De regen deert hem niet. De snijdende wind laat hem volslagen koud. Alleen het binnendringende licht, zo ferm en sterk vooruitgeworpen door de zon, stookt zijn hartevuurtje op en doet hem trillend verlangen naar meer, doet hem hartstochtelijk hunkeren naar nóg meer licht.
Vorst en ijzel deren hem niet. De bliksem en het onweer laten hem volslagen koud, want als je, volledig omringd door water, zwevendzwemmend aan De Grote Levensstromen onderhevig bent en je bemint het licht, leer je al snel hemelwaarts te blikken, leer je al snel je hele wezen zó in te richten om maximaal te kunnen genieten van de aan óns geadresseerde aandachtsstralen, van de aandachtsstralen afkomstig van de tot de verbeelding sprekende Glowing Maid.
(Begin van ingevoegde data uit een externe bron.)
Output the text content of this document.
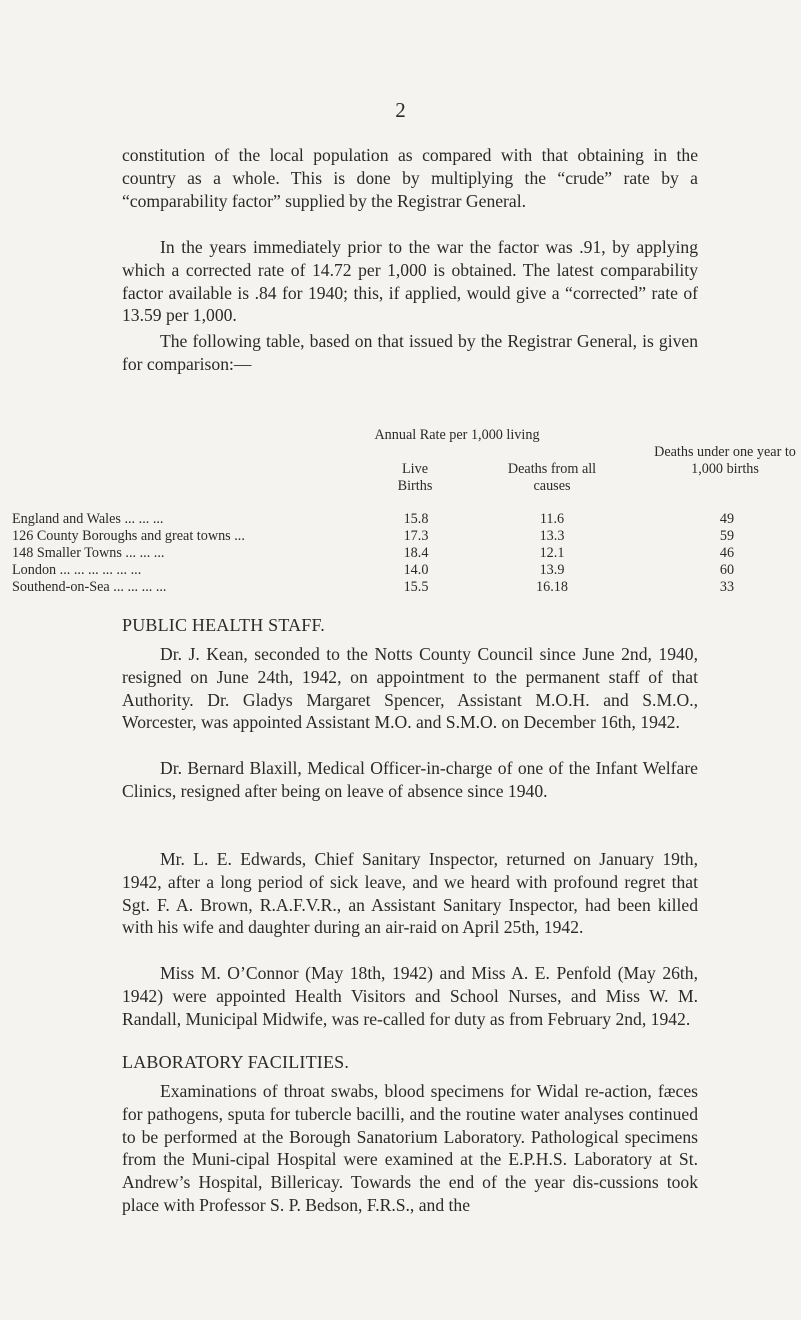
2

constitution of the local population as compared with that obtaining in the country as a whole. This is done by multiplying the “crude” rate by a “comparability factor” supplied by the Registrar General.

In the years immediately prior to the war the factor was .91, by applying which a corrected rate of 14.72 per 1,000 is obtained. The latest comparability factor available is .84 for 1940; this, if applied, would give a “corrected” rate of 13.59 per 1,000.

The following table, based on that issued by the Registrar General, is given for comparison:—

Annual Rate per 1,000 living
Live Births
Deaths from all causes
Deaths under one year to 1,000 births
England and Wales ... ... ...	15.8	11.6	49
126 County Boroughs and great towns ...	17.3	13.3	59
148 Smaller Towns ... ... ...	18.4	12.1	46
London ... ... ... ... ... ...	14.0	13.9	60
Southend-on-Sea ... ... ... ...	15.5	16.18	33
PUBLIC HEALTH STAFF.

Dr. J. Kean, seconded to the Notts County Council since June 2nd, 1940, resigned on June 24th, 1942, on appointment to the permanent staff of that Authority. Dr. Gladys Margaret Spencer, Assistant M.O.H. and S.M.O., Worcester, was appointed Assistant M.O. and S.M.O. on December 16th, 1942.

Dr. Bernard Blaxill, Medical Officer-in-charge of one of the Infant Welfare Clinics, resigned after being on leave of absence since 1940.

Mr. L. E. Edwards, Chief Sanitary Inspector, returned on January 19th, 1942, after a long period of sick leave, and we heard with profound regret that Sgt. F. A. Brown, R.A.F.V.R., an Assistant Sanitary Inspector, had been killed with his wife and daughter during an air-raid on April 25th, 1942.

Miss M. O’Connor (May 18th, 1942) and Miss A. E. Penfold (May 26th, 1942) were appointed Health Visitors and School Nurses, and Miss W. M. Randall, Municipal Midwife, was re-called for duty as from February 2nd, 1942.

LABORATORY FACILITIES.

Examinations of throat swabs, blood specimens for Widal re-action, fæces for pathogens, sputa for tubercle bacilli, and the routine water analyses continued to be performed at the Borough Sanatorium Laboratory. Pathological specimens from the Muni-cipal Hospital were examined at the E.P.H.S. Laboratory at St. Andrew’s Hospital, Billericay. Towards the end of the year dis-cussions took place with Professor S. P. Bedson, F.R.S., and the
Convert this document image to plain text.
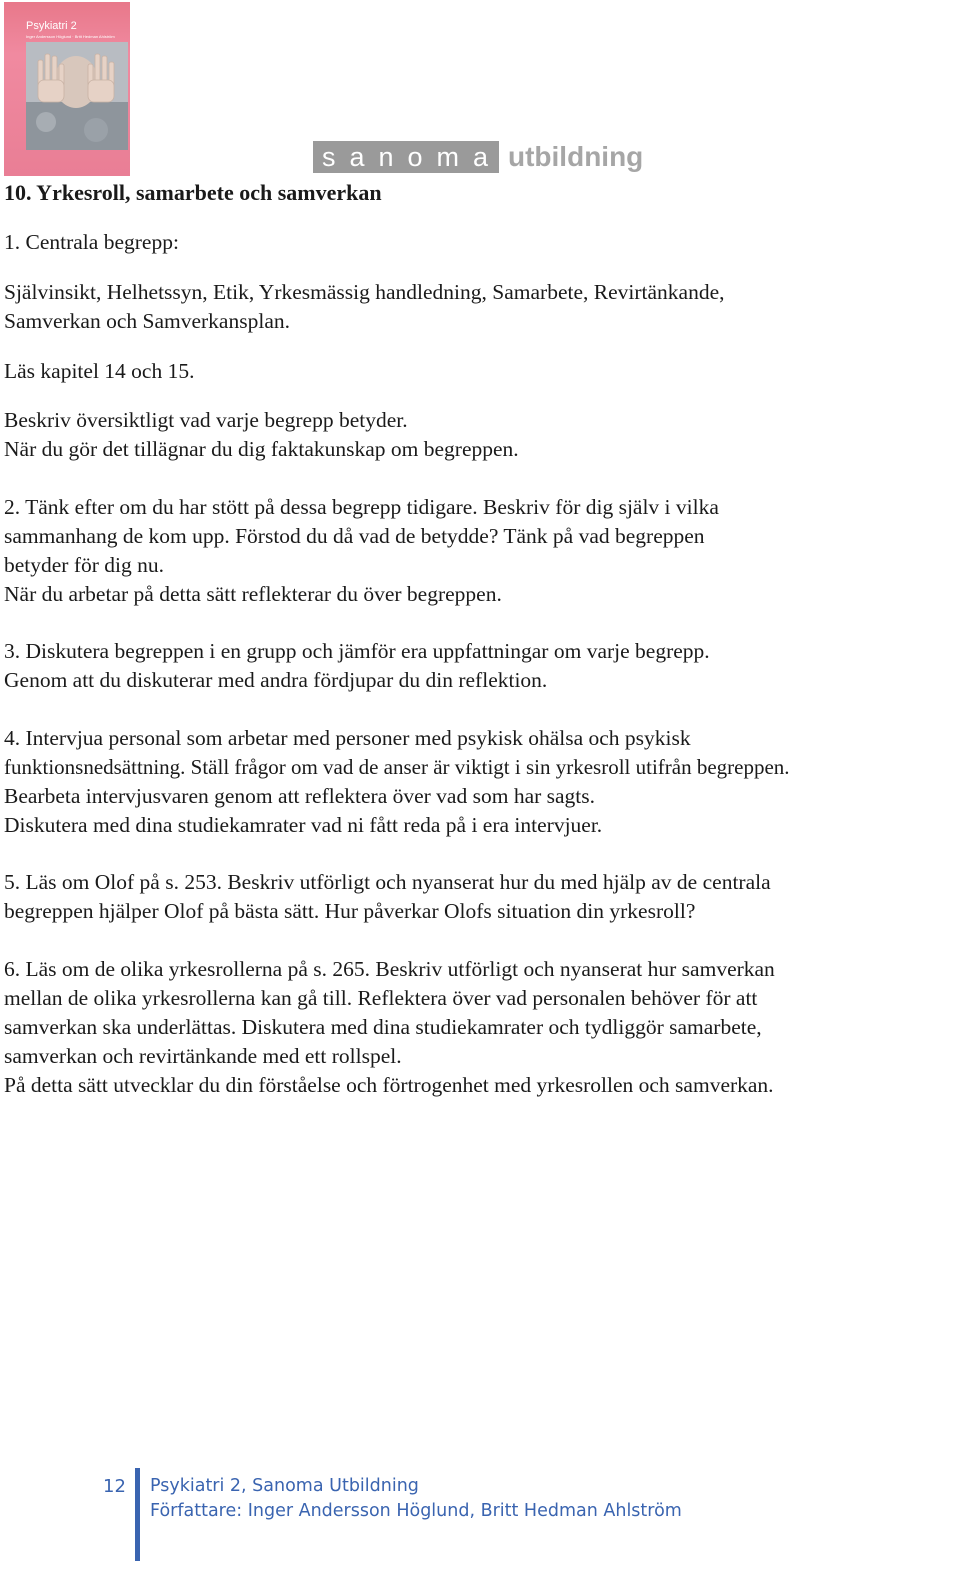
Psykiatri 2
Inger Andersson Höglund · Britt Hedman Ahlström
sanoma utbildning
10. Yrkesroll, samarbete och samverkan
1. Centrala begrepp:
Självinsikt, Helhetssyn, Etik, Yrkesmässig handledning, Samarbete, Revirtänkande,
Samverkan och Samverkansplan.
Läs kapitel 14 och 15.
Beskriv översiktligt vad varje begrepp betyder.
När du gör det tillägnar du dig faktakunskap om begreppen.
2. Tänk efter om du har stött på dessa begrepp tidigare. Beskriv för dig själv i vilka
sammanhang de kom upp. Förstod du då vad de betydde? Tänk på vad begreppen
betyder för dig nu.
När du arbetar på detta sätt reflekterar du över begreppen.
3. Diskutera begreppen i en grupp och jämför era uppfattningar om varje begrepp.
Genom att du diskuterar med andra fördjupar du din reflektion.
4. Intervjua personal som arbetar med personer med psykisk ohälsa och psykisk
funktionsnedsättning. Ställ frågor om vad de anser är viktigt i sin yrkesroll utifrån begreppen.
Bearbeta intervjusvaren genom att reflektera över vad som har sagts.
Diskutera med dina studiekamrater vad ni fått reda på i era intervjuer.
5. Läs om Olof på s. 253. Beskriv utförligt och nyanserat hur du med hjälp av de centrala
begreppen hjälper Olof på bästa sätt. Hur påverkar Olofs situation din yrkesroll?
6. Läs om de olika yrkesrollerna på s. 265. Beskriv utförligt och nyanserat hur samverkan
mellan de olika yrkesrollerna kan gå till. Reflektera över vad personalen behöver för att
samverkan ska underlättas. Diskutera med dina studiekamrater och tydliggör samarbete,
samverkan och revirtänkande med ett rollspel.
På detta sätt utvecklar du din förståelse och förtrogenhet med yrkesrollen och samverkan.
12 Psykiatri 2, Sanoma Utbildning
Författare: Inger Andersson Höglund, Britt Hedman Ahlström
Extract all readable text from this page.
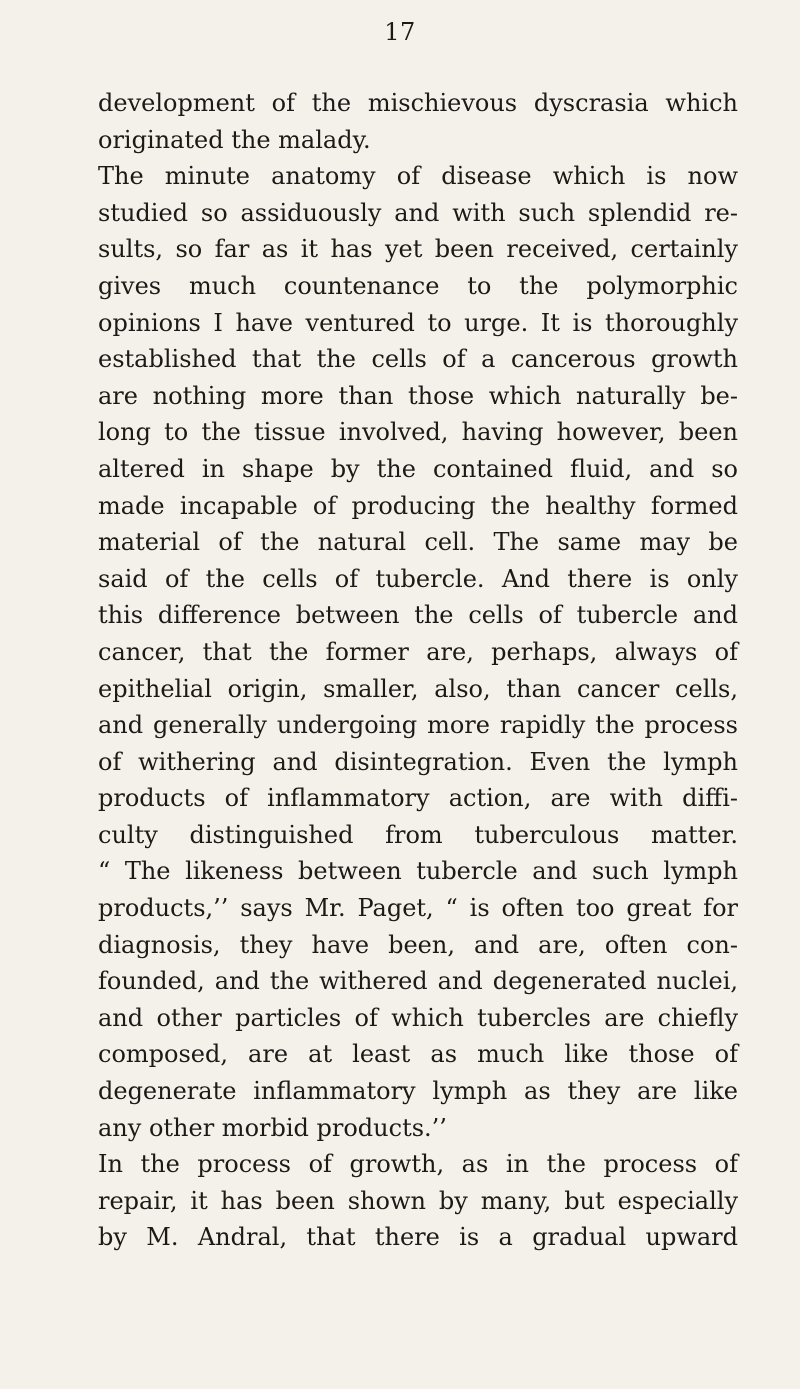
17
development of the mischievous dyscrasia which
originated the malady.
The minute anatomy of disease which is now
studied so assiduously and with such splendid re-
sults, so far as it has yet been received, certainly
gives much countenance to the polymorphic
opinions I have ventured to urge. It is thoroughly
established that the cells of a cancerous growth
are nothing more than those which naturally be-
long to the tissue involved, having however, been
altered in shape by the contained fluid, and so
made incapable of producing the healthy formed
material of the natural cell. The same may be
said of the cells of tubercle. And there is only
this difference between the cells of tubercle and
cancer, that the former are, perhaps, always of
epithelial origin, smaller, also, than cancer cells,
and generally undergoing more rapidly the process
of withering and disintegration. Even the lymph
products of inflammatory action, are with diffi-
culty distinguished from tuberculous matter.
“ The likeness between tubercle and such lymph
products,’’ says Mr. Paget, “ is often too great for
diagnosis, they have been, and are, often con-
founded, and the withered and degenerated nuclei,
and other particles of which tubercles are chiefly
composed, are at least as much like those of
degenerate inflammatory lymph as they are like
any other morbid products.’’
In the process of growth, as in the process of
repair, it has been shown by many, but especially
by M. Andral, that there is a gradual upward
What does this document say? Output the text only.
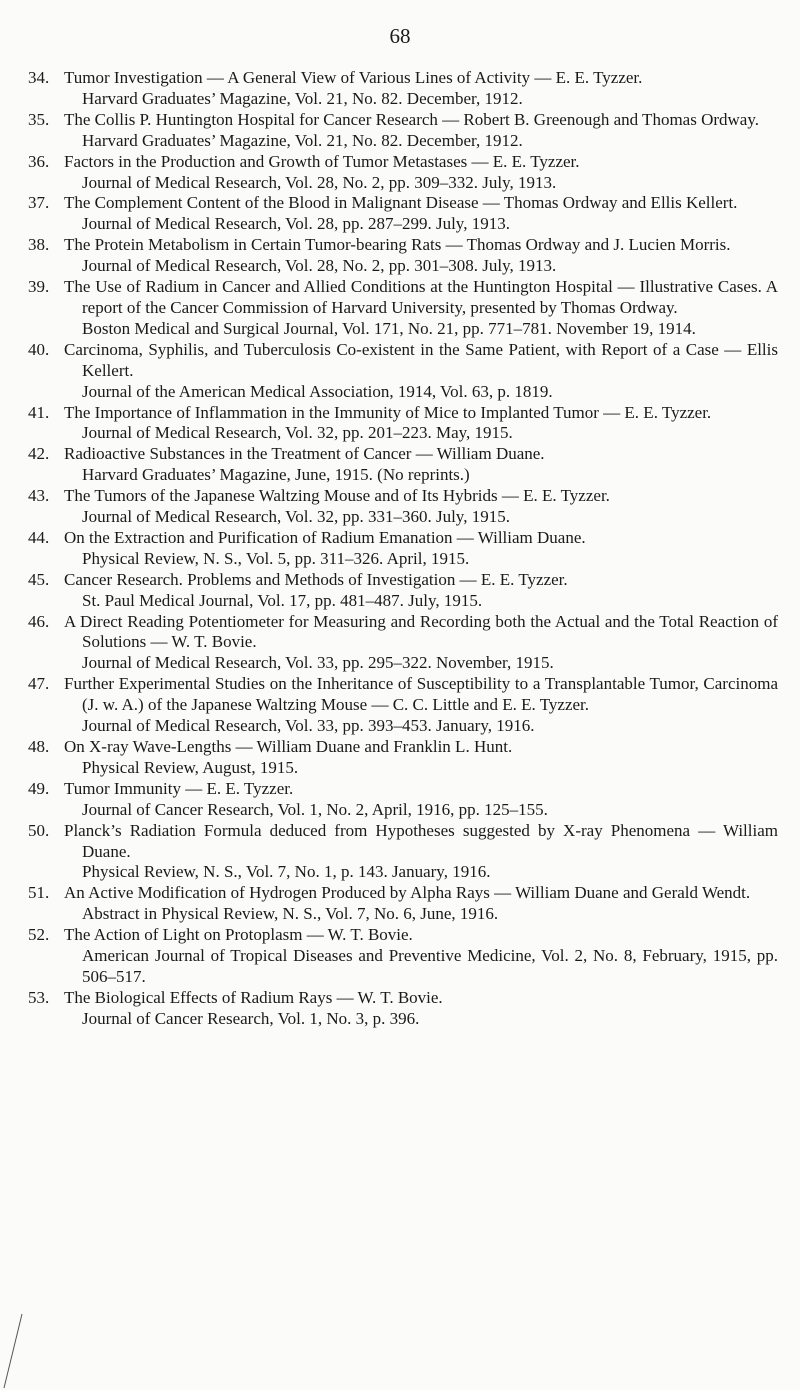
68
34. Tumor Investigation — A General View of Various Lines of Activity — E. E. Tyzzer.

Harvard Graduates’ Magazine, Vol. 21, No. 82. December, 1912.

35. The Collis P. Huntington Hospital for Cancer Research — Robert B. Greenough and Thomas Ordway.

Harvard Graduates’ Magazine, Vol. 21, No. 82. December, 1912.

36. Factors in the Production and Growth of Tumor Metastases — E. E. Tyzzer.

Journal of Medical Research, Vol. 28, No. 2, pp. 309–332. July, 1913.

37. The Complement Content of the Blood in Malignant Disease — Thomas Ordway and Ellis Kellert.

Journal of Medical Research, Vol. 28, pp. 287–299. July, 1913.

38. The Protein Metabolism in Certain Tumor-bearing Rats — Thomas Ordway and J. Lucien Morris.

Journal of Medical Research, Vol. 28, No. 2, pp. 301–308. July, 1913.

39. The Use of Radium in Cancer and Allied Conditions at the Huntington Hospital — Illustrative Cases. A report of the Cancer Commission of Harvard University, presented by Thomas Ordway.

Boston Medical and Surgical Journal, Vol. 171, No. 21, pp. 771–781. November 19, 1914.

40. Carcinoma, Syphilis, and Tuberculosis Co-existent in the Same Patient, with Report of a Case — Ellis Kellert.

Journal of the American Medical Association, 1914, Vol. 63, p. 1819.

41. The Importance of Inflammation in the Immunity of Mice to Implanted Tumor — E. E. Tyzzer.

Journal of Medical Research, Vol. 32, pp. 201–223. May, 1915.

42. Radioactive Substances in the Treatment of Cancer — William Duane.

Harvard Graduates’ Magazine, June, 1915. (No reprints.)

43. The Tumors of the Japanese Waltzing Mouse and of Its Hybrids — E. E. Tyzzer.

Journal of Medical Research, Vol. 32, pp. 331–360. July, 1915.

44. On the Extraction and Purification of Radium Emanation — William Duane.

Physical Review, N. S., Vol. 5, pp. 311–326. April, 1915.

45. Cancer Research. Problems and Methods of Investigation — E. E. Tyzzer.

St. Paul Medical Journal, Vol. 17, pp. 481–487. July, 1915.

46. A Direct Reading Potentiometer for Measuring and Recording both the Actual and the Total Reaction of Solutions — W. T. Bovie.

Journal of Medical Research, Vol. 33, pp. 295–322. November, 1915.

47. Further Experimental Studies on the Inheritance of Susceptibility to a Transplantable Tumor, Carcinoma (J. w. A.) of the Japanese Waltzing Mouse — C. C. Little and E. E. Tyzzer.

Journal of Medical Research, Vol. 33, pp. 393–453. January, 1916.

48. On X-ray Wave-Lengths — William Duane and Franklin L. Hunt.

Physical Review, August, 1915.

49. Tumor Immunity — E. E. Tyzzer.

Journal of Cancer Research, Vol. 1, No. 2, April, 1916, pp. 125–155.

50. Planck’s Radiation Formula deduced from Hypotheses suggested by X-ray Phenomena — William Duane.

Physical Review, N. S., Vol. 7, No. 1, p. 143. January, 1916.

51. An Active Modification of Hydrogen Produced by Alpha Rays — William Duane and Gerald Wendt.

Abstract in Physical Review, N. S., Vol. 7, No. 6, June, 1916.

52. The Action of Light on Protoplasm — W. T. Bovie.

American Journal of Tropical Diseases and Preventive Medicine, Vol. 2, No. 8, February, 1915, pp. 506–517.

53. The Biological Effects of Radium Rays — W. T. Bovie.

Journal of Cancer Research, Vol. 1, No. 3, p. 396.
Leer je ook dat het boven jou aanwezige water als een alziende lens kan dienen waarmee je het verleden, de toekomst en de geheimzinnige dimensieloze sferen in turen kunt, zodat je zelfs eens een scherfje ontdekken ging van een ooit uitééngespatte ster, waardoor je toen plotsklaps
-herkennend- zeker wist…: niet lang na nu ben ik eindelijk weer een dolgelukkig, rondhopsend, ellipsenbeschrijvend, geinig stenen sterrenkind.